Tumbling rocks crushed many buildings on Saturday in the Manshiyet Nasser neighbourhood in eastern Cairo, its close-packed houses and narrow alleys huddled at the foot of steep cliffs beside a highway.
Security sources said the death toll climbed to 51 after recovery workers found at least 11 new bodies on Monday when they reached four homes that were previously inaccessible.
State news agency MENA, quoting the health ministry, put the confirmed toll lower, at 39. It said 57 people had been injured.
"There are still a number of houses under the rubble, and most likely there will be a number of victims found in these homes," a security official said, speaking on customary condition of anonymity.
Roughly 10 to 15 people were still missing and believed buried, security sources said. Workers were expected to continue clearing rubble after they cut through a railway embankment on Sunday to bring in heavy earth-moving equipment.
Some of the rocks weigh more than 200 tonnes and it could take days to break them up and lift them out of the way.
The cliff, part of the Muqattam Hills that flank the old city of Cairo on the eastern side, fell on one of the poor working-class areas which have sprung up around Cairo as the city grew in the last few decades.
Rockfalls have been frequent in the area and the authorities had moved some people to new houses elsewhere.
Egyptian media said some people had refused to move on the grounds the alternative houses were too far away.
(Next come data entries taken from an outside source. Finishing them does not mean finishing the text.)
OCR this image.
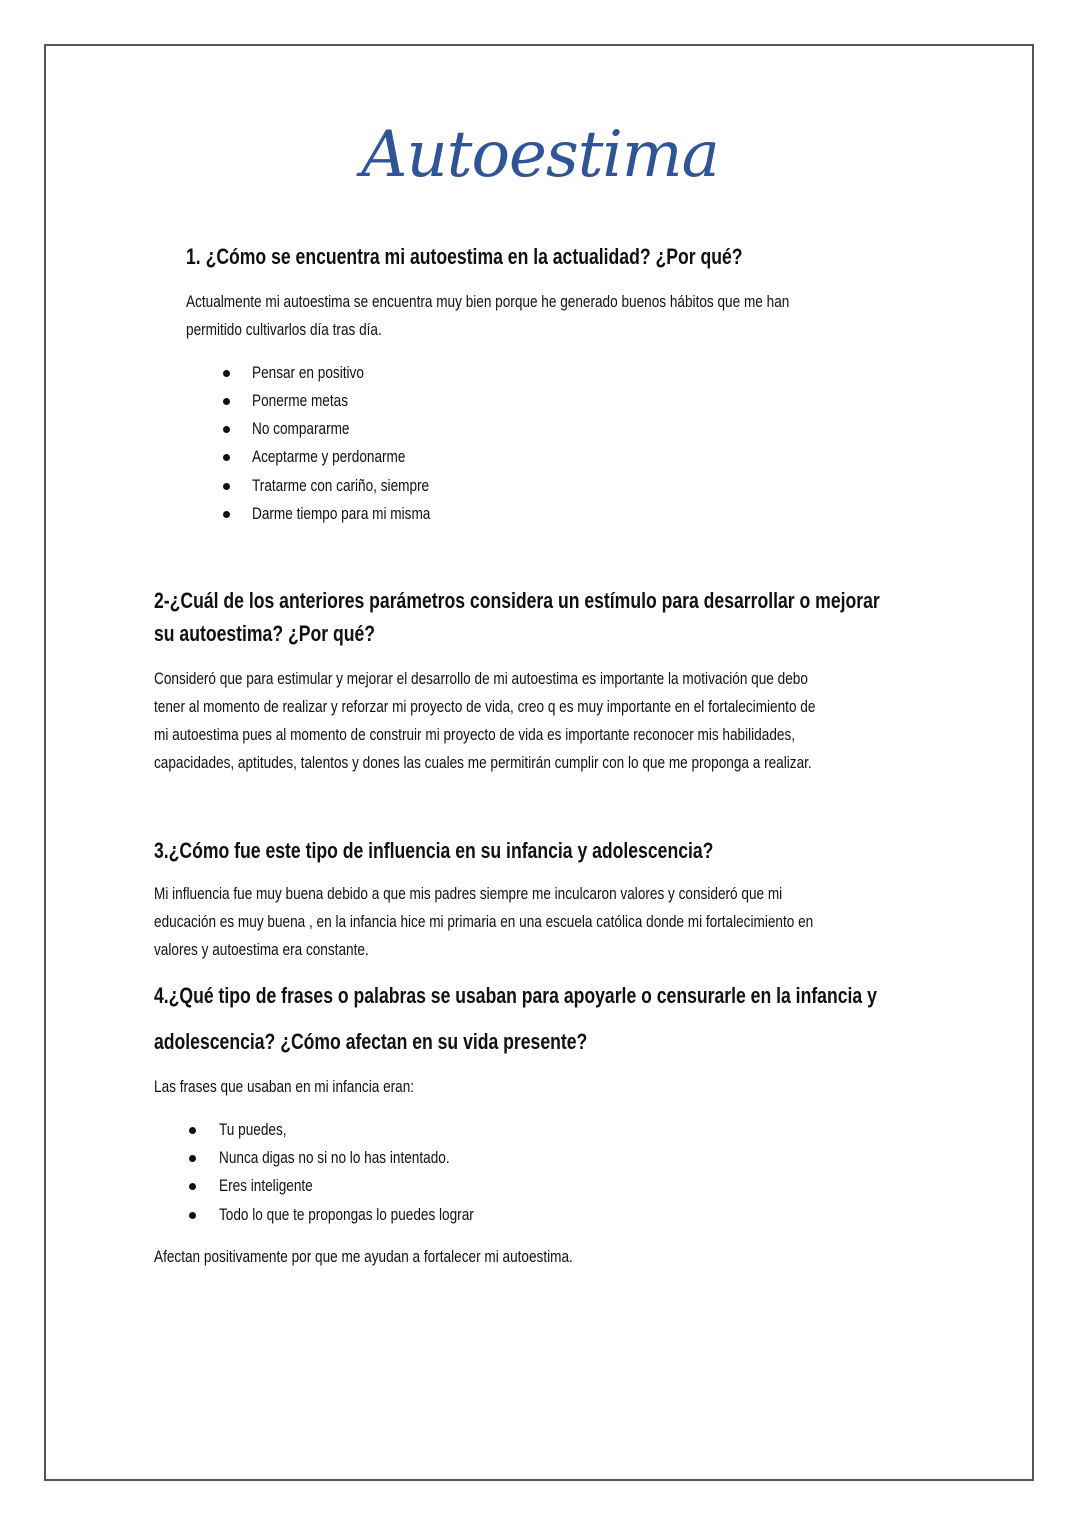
Autoestima
1. ¿Cómo se encuentra mi autoestima en la actualidad? ¿Por qué?
Actualmente mi autoestima se encuentra muy bien porque he generado buenos hábitos que me han
permitido cultivarlos día tras día.
Pensar en positivo
Ponerme metas
No compararme
Aceptarme y perdonarme
Tratarme con cariño, siempre
Darme tiempo para mi misma
2-¿Cuál de los anteriores parámetros considera un estímulo para desarrollar o mejorar
su autoestima? ¿Por qué?
Consideró que para estimular y mejorar el desarrollo de mi autoestima es importante la motivación que debo
tener al momento de realizar y reforzar mi proyecto de vida, creo q es muy importante en el fortalecimiento de
mi autoestima pues al momento de construir mi proyecto de vida es importante reconocer mis habilidades,
capacidades, aptitudes, talentos y dones las cuales me permitirán cumplir con lo que me proponga a realizar.
3.¿Cómo fue este tipo de influencia en su infancia y adolescencia?
Mi influencia fue muy buena debido a que mis padres siempre me inculcaron valores y consideró que mi
educación es muy buena , en la infancia hice mi primaria en una escuela católica donde mi fortalecimiento en
valores y autoestima era constante.
4.¿Qué tipo de frases o palabras se usaban para apoyarle o censurarle en la infancia y
adolescencia? ¿Cómo afectan en su vida presente?
Las frases que usaban en mi infancia eran:
Tu puedes,
Nunca digas no si no lo has intentado.
Eres inteligente
Todo lo que te propongas lo puedes lograr
Afectan positivamente por que me ayudan a fortalecer mi autoestima.
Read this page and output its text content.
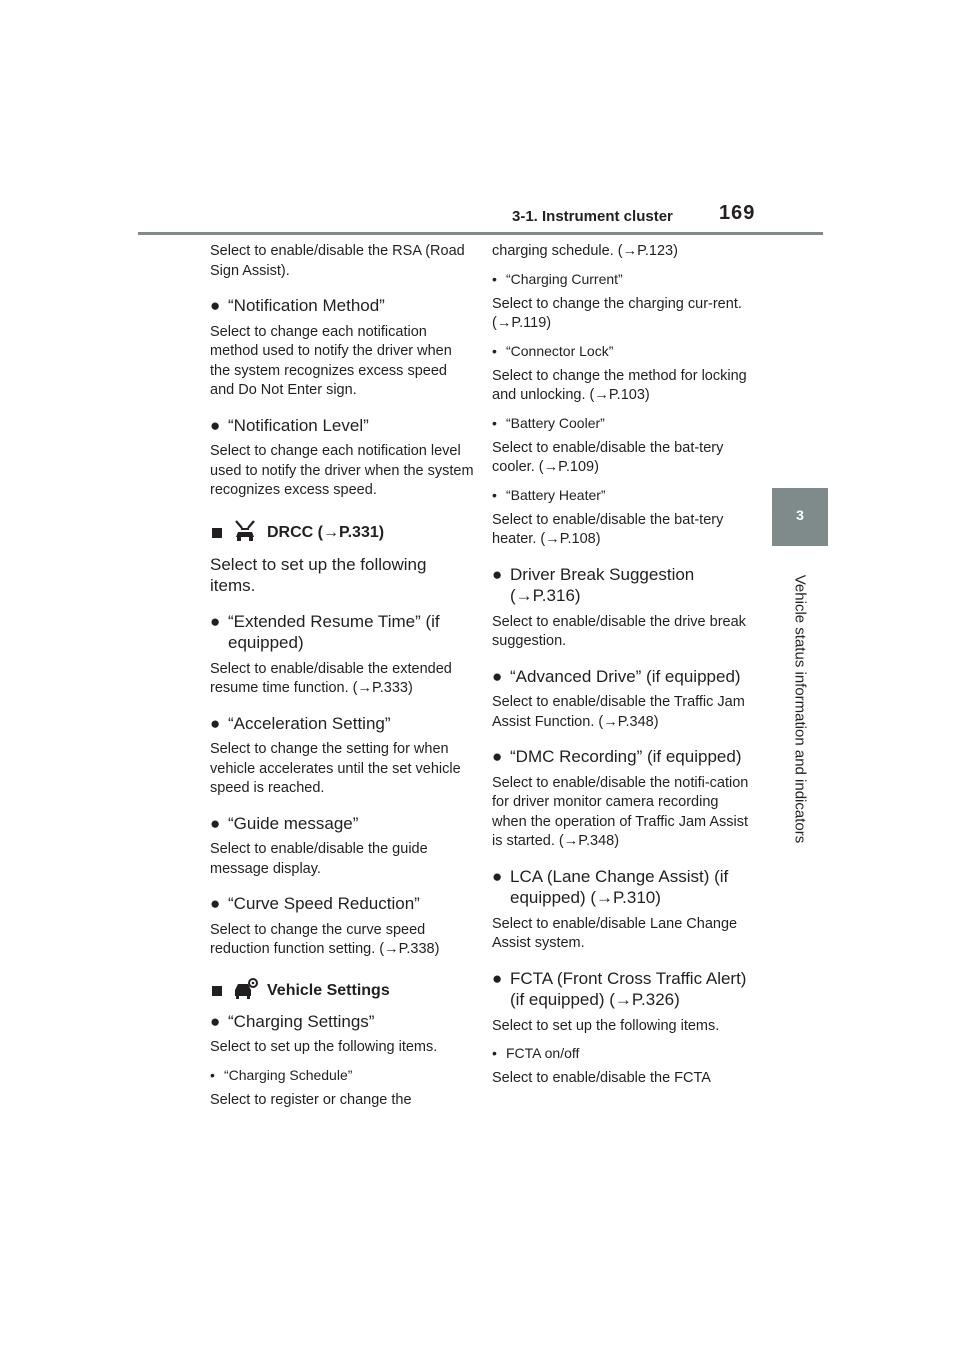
3-1. Instrument cluster 169
3
Vehicle status information and indicators

Select to enable/disable the RSA (Road Sign Assist).

● “Notification Method”

Select to change each notification method used to notify the driver when the system recognizes excess speed and Do Not Enter sign.

● “Notification Level”

Select to change each notification level used to notify the driver when the system recognizes excess speed.

DRCC (→P.331)

Select to set up the following items.

● “Extended Resume Time” (if equipped)

Select to enable/disable the extended resume time function. (→P.333)

● “Acceleration Setting”

Select to change the setting for when vehicle accelerates until the set vehicle speed is reached.

● “Guide message”

Select to enable/disable the guide message display.

● “Curve Speed Reduction”

Select to change the curve speed reduction function setting. (→P.338)

Vehicle Settings
● “Charging Settings”

Select to set up the following items.

• “Charging Schedule”

Select to register or change the

charging schedule. (→P.123)

• “Charging Current”

Select to change the charging cur-rent. (→P.119)

• “Connector Lock”

Select to change the method for locking and unlocking. (→P.103)

• “Battery Cooler”

Select to enable/disable the bat-tery cooler. (→P.109)

• “Battery Heater”

Select to enable/disable the bat-tery heater. (→P.108)

● Driver Break Suggestion (→P.316)

Select to enable/disable the drive break suggestion.

● “Advanced Drive” (if equipped)

Select to enable/disable the Traffic Jam Assist Function. (→P.348)

● “DMC Recording” (if equipped)

Select to enable/disable the notifi-cation for driver monitor camera recording when the operation of Traffic Jam Assist is started. (→P.348)

● LCA (Lane Change Assist) (if equipped) (→P.310)

Select to enable/disable Lane Change Assist system.

● FCTA (Front Cross Traffic Alert) (if equipped) (→P.326)

Select to set up the following items.

• FCTA on/off

Select to enable/disable the FCTA
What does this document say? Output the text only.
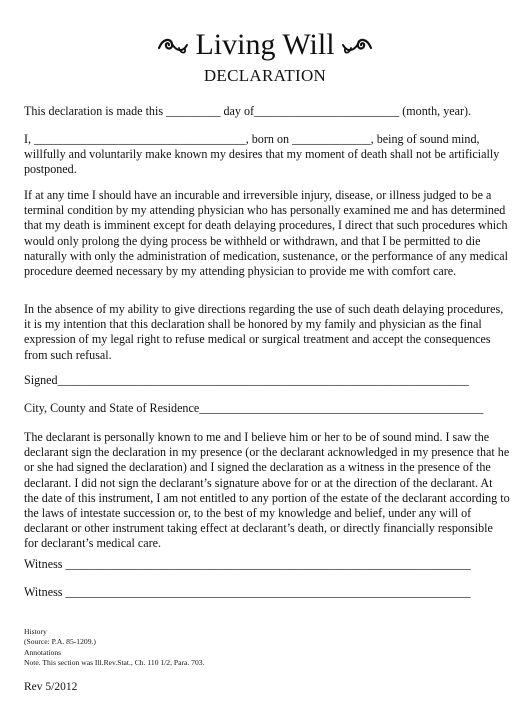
Living Will

DECLARATION

This declaration is made this _________ day of________________________ (month, year).

I, ___________________________________, born on _____________, being of sound mind, willfully and voluntarily make known my desires that my moment of death shall not be artificially postponed.

If at any time I should have an incurable and irreversible injury, disease, or illness judged to be a terminal condition by my attending physician who has personally examined me and has determined that my death is imminent except for death delaying procedures, I direct that such procedures which would only prolong the dying process be withheld or withdrawn, and that I be permitted to die naturally with only the administration of medication, sustenance, or the performance of any medical procedure deemed necessary by my attending physician to provide me with comfort care.

In the absence of my ability to give directions regarding the use of such death delaying procedures, it is my intention that this declaration shall be honored by my family and physician as the final expression of my legal right to refuse medical or surgical treatment and accept the consequences from such refusal.

Signed____________________________________________________________________

City, County and State of Residence_______________________________________________

The declarant is personally known to me and I believe him or her to be of sound mind. I saw the declarant sign the declaration in my presence (or the declarant acknowledged in my presence that he or she had signed the declaration) and I signed the declaration as a witness in the presence of the declarant. I did not sign the declarant’s signature above for or at the direction of the declarant. At the date of this instrument, I am not entitled to any portion of the estate of the declarant according to the laws of intestate succession or, to the best of my knowledge and belief, under any will of declarant or other instrument taking effect at declarant’s death, or directly financially responsible for declarant’s medical care.

Witness ___________________________________________________________________

Witness ___________________________________________________________________

History
(Source: P.A. 85-1209.)
Annotations
Note. This section was Ill.Rev.Stat., Ch. 110 1/2, Para. 703.

Rev 5/2012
But some residents said they did not believe the new houses existed or thought that one needed to pay a bribe to obtain one.
The disaster was the latest in a series of events that have damaged the reputation of an Egyptian government in office with few changes since 2004.
The fire brigade reacted slowly last month when a blaze broke out in the offices of the upper house of parliament. It burned for more than 12 hours and gutted the historic building.
A prominent member of the ruling party and one of Egypt's wealthiest businessman, Hesham Talaat Mustafa, was charged last month as an accessory to the killing of Lebanese singer Suzanne Tamim in Dubai in July.